Is the Scriptural Reasoner’s Heart Hardened or Warm?
Peter Ochs, University of Virginia
A meta-question, perhaps. What is the relation between scriptural reasoning as we want to perform it and “hardening the heart?” Here are initial reflections about the answers that our three traditions of reading appear to share and also answers they may not share.
It is not good to have a hard heart . No challenges to this claim, it seems.
God is more in charge on this matter than we are . There appear to be differences about this claim, but only in degree. For both Vincent and Basit, Muslim reasoning about the Qu’ran does not question God’s absolute authority nor the radical difference (the “ontological difference,” as some call it) between God and human. Stanley’s patristic sources do not question this authority, either. (This surprises me only to the extent that one might expect the Incarnation to provide greater human access to divine authority, but for Stanley, Origen, and Augustine, divine and human natures appear to co-exist but not really mix.) Shaul’s medieval Jewish scriptural reasoners presume both the authority and the difference, but, of the three traditions, they seem the most anxious about it. While Stanley and the responses by Basit, Willie and Bill appear concerned about any philosophic admixtures behind Shaul’s hermeneutical suspicions, Shaul appears simply to be extending suspicions that are already present, albeit more apologetically answered, in the rabbinic and medieval readings. Israel does, we are reminded, tend to argue with its God.
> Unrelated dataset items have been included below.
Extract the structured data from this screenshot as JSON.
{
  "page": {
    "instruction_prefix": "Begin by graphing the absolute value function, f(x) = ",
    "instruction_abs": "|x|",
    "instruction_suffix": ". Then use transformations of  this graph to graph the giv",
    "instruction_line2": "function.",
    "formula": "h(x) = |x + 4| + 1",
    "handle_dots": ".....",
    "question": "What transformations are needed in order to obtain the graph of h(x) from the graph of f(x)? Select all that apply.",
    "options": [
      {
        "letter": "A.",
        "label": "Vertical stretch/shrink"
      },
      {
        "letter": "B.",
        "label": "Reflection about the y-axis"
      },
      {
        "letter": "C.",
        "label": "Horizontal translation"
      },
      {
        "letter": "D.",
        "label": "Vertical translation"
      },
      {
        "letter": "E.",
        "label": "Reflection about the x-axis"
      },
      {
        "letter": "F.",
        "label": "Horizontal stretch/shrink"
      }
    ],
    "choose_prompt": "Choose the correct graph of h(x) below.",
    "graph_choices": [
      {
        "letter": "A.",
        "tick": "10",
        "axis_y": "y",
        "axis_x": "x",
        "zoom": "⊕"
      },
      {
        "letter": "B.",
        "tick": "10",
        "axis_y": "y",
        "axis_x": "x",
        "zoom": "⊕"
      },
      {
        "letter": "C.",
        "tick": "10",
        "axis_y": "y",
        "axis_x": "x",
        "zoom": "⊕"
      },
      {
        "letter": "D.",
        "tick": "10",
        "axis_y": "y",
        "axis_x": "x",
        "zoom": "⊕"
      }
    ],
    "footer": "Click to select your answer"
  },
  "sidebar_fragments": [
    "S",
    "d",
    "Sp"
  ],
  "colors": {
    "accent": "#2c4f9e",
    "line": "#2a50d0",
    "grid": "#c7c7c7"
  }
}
The revealed texts are windows to God’s will, however ‘darkly’ we can see through them. Again, all three appear to agree, but again the Jewish reasoners appear less accepting than both the Muslim and Christian reasoners that we are shown.
A hardened heart fails to perceive explicit signs of God’s identity and authority, as those signs appear in experience or in the world. Same differences again. Here, the Muslim reasoners appear to have the most developed notion of what it means to perceive divine signs.
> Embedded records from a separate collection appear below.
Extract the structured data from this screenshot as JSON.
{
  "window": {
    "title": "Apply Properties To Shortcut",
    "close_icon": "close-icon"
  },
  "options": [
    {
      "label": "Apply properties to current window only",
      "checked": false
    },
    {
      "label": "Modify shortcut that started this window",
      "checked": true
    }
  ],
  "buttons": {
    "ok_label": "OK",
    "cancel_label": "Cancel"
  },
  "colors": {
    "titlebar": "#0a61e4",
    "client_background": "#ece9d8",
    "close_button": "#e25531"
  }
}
A hardened heart fails to acknowledge God’s identity and authority even when it appears to perceive it. Same differences again.
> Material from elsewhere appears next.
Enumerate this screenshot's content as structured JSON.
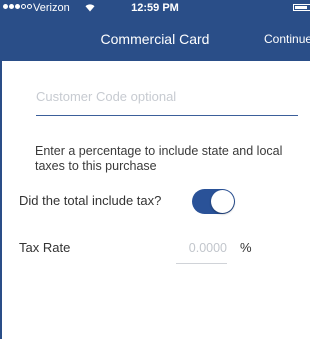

A HARDENED HEART, ONE MIGHT CONCLUDE, WOULD FAIL TO READ THE SIGNS OF GOD’S IDENTITY AND AUTHORITY IN SCRIPTURE. I think this is the most critical claim for scriptural reasoners and also the most contested. Both Vincent and Basit refer to the ayaat as they appear comparably in both scripture and nature. If Pharaoh hardens his own heart by failing to see or respond to the ayaat in nature, then I presume the same would apply to those who fail to see or respond to the ayaat in scripture. But would this mean, for example, that the Jewish reasoners who appear to argue with God and argue with the revealed text are hardening their hearts? I trust all the rabbinic and medieval Jewish exegetes would say “yes,” if “arguing” meant “denying the identity of” or also “denying the ultimate authority of.” But their own practice suggests that they presume, in some manner, that the God who speaks scripture withholds ultimate authority, in some cases, until his human addressees have struggled with him. The struggle, it appears from Shaul’s sources, is not over the “graphemes” of the revealed text but over their meaning. The argument appears more in the form of “you could not have meant this in this way” than of “you must change this statement.”
Now I do not see this kind of struggle in the Muslim and Christian reasonings we have been offered. I would agree with Stanley and Basit that we need not import Greco-Roman or Enlightenment notions of “free will” in order to argue out the meanings and problems in the scriptural sources. BUT, I don’t take this to mean that there are no intra-textual grounds (and intra-traditional grounds) to protest God’s will or to protest what would appear to be the plain sense of scripture. In a time when covenantal boundaries are weakened, scriptural reasoners have practical reasons for fearing that protest means protest against the boundaries or from outside the boundaries. But for those who do not doubt their commitments for and within the boundaries, then – and for them–I do not know how scriptural reasoning becomes reasoning if there is no room for protest. From Abraham and Moses and the Psalmist and R. Akiva and R. Hillel (and R. Halivni after the Shoa, and R. Magid), I trust we have prototypes for reasoning in response to our own protests as well as in response to divine command. As long as protester and commander are locked in unbreakable bonds of commitment and dialogue and love, protestation would appear to be a sign of a warm and open heart, rather than a hardened one.